Now it’s time to get my bag ready. No scissors, the TSA doesn’t like those. How many knitting needles are too many to take on a carry on? I am to bring my knitpicks stash but what if they say I can’t bring it on the plane. Better to lose one or two needles than my whole set. I have to go through the stitch holders and make sure nothing looks dangerous.
Now I’m also worrying that the pattern I picked out for the scarf/shawl is too complicated. I don’t think I’ll be able to pull off knitting during the wake, but I want to be able to bring it out at other times. What if my flight is delayed twelve hours like the last time I flew home from NY? I know, I am overreacting. Is this knitting a hobby or an addiction? I am getting anxious trying to decide what I’m bringing.

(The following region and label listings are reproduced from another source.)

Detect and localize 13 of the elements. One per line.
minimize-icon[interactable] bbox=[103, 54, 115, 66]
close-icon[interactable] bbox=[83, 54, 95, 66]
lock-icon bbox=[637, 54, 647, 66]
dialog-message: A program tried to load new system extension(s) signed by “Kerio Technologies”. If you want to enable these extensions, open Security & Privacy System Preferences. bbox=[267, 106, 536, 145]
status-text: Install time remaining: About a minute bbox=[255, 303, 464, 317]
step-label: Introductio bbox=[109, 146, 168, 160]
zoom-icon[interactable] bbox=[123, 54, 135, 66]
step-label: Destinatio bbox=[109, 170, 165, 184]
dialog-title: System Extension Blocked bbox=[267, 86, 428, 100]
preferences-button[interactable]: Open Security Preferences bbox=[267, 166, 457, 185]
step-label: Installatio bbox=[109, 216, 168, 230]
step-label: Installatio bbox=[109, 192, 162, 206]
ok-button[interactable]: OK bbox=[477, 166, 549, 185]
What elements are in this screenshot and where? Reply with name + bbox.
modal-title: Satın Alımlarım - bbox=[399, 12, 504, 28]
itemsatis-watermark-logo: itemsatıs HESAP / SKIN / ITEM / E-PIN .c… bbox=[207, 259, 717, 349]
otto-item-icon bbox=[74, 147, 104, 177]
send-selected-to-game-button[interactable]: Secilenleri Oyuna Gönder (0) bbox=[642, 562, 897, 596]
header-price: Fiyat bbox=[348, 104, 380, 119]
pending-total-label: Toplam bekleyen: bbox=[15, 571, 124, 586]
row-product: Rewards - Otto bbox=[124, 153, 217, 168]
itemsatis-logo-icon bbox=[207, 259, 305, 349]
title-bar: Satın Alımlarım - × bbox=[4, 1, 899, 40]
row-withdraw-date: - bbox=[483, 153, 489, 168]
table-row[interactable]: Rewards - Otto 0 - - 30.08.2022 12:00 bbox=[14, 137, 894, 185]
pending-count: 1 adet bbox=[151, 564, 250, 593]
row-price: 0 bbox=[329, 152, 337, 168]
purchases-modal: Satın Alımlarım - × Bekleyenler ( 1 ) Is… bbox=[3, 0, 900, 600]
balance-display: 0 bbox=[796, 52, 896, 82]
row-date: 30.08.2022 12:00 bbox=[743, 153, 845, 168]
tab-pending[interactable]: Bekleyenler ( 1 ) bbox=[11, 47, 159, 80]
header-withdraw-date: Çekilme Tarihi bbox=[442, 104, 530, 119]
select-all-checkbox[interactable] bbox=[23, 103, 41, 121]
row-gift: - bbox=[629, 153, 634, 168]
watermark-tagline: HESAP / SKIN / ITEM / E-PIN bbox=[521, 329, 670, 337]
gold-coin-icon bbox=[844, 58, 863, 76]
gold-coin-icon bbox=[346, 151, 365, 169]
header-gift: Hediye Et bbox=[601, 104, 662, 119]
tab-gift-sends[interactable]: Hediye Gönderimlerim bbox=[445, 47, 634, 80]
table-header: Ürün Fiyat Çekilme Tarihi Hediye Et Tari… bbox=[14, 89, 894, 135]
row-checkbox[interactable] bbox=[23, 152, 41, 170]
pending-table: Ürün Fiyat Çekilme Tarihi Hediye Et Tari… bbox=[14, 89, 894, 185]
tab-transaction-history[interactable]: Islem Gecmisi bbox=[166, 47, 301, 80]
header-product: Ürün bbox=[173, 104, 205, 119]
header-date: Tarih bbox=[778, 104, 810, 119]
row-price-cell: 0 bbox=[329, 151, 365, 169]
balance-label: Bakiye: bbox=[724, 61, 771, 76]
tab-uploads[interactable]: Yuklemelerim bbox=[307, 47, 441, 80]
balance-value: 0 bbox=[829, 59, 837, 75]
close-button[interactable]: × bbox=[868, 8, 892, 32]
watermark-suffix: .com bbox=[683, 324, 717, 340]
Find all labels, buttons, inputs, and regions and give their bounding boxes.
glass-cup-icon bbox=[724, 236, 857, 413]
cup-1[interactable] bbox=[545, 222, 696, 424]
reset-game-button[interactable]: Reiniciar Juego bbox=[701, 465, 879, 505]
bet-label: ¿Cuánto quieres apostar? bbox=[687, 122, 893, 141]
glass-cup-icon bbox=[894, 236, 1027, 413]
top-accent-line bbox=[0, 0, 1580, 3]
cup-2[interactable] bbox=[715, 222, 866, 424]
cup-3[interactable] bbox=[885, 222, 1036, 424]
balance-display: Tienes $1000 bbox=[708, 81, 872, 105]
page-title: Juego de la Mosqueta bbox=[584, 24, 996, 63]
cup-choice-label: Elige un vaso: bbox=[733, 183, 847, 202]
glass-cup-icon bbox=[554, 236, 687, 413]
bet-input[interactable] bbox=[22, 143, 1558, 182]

I’ll figure it out somehow and will write more later.
Unfortunately the knit bunny is still not done. Time is precious and in short supply. Every year my Mom and her boyfriend set up at an antique engine show/flea market in Zolfo Springs, Florida. I drive up and visit every year. Usually I walk through the show and flea market looking for odds and ends. Two years earlier I was looking for a spinning wheel and found one on the drive home at an antique store. Unfortunately it was missing quite a few pieces and it never did work. However, it inspired research and knowledge of spinning that I am still gathering.
This year I brought my very own Kromski Sonata spinning wheel. In the beginning, I set it up behind the tables of stuff for sale and people were coming right up to the tables and watching me. I had a man who owned alpacas in North Carolina tell me they spin the fibers all the time and he has fiber for sale as high as $130 an ounce. I also had a mechanical engineer come up to me and just watch analyzing the movements from the treadle on up.
The best part of the experience was when two young children who didn’t speak English came up to me. First they were standing back, fascinated. Some one guided them closer and I pulled out the bunch of wool roving from my bag and had them touch it. Then I tore off small bits of drafted fiber which is looser and easier to spin. Finally I pointed to my handmade niddy noddy with the twisted yarn. I can only hope that some day they’ll remember the day they saw the lady using the spinning wheel and will try their hands at crafts themselves.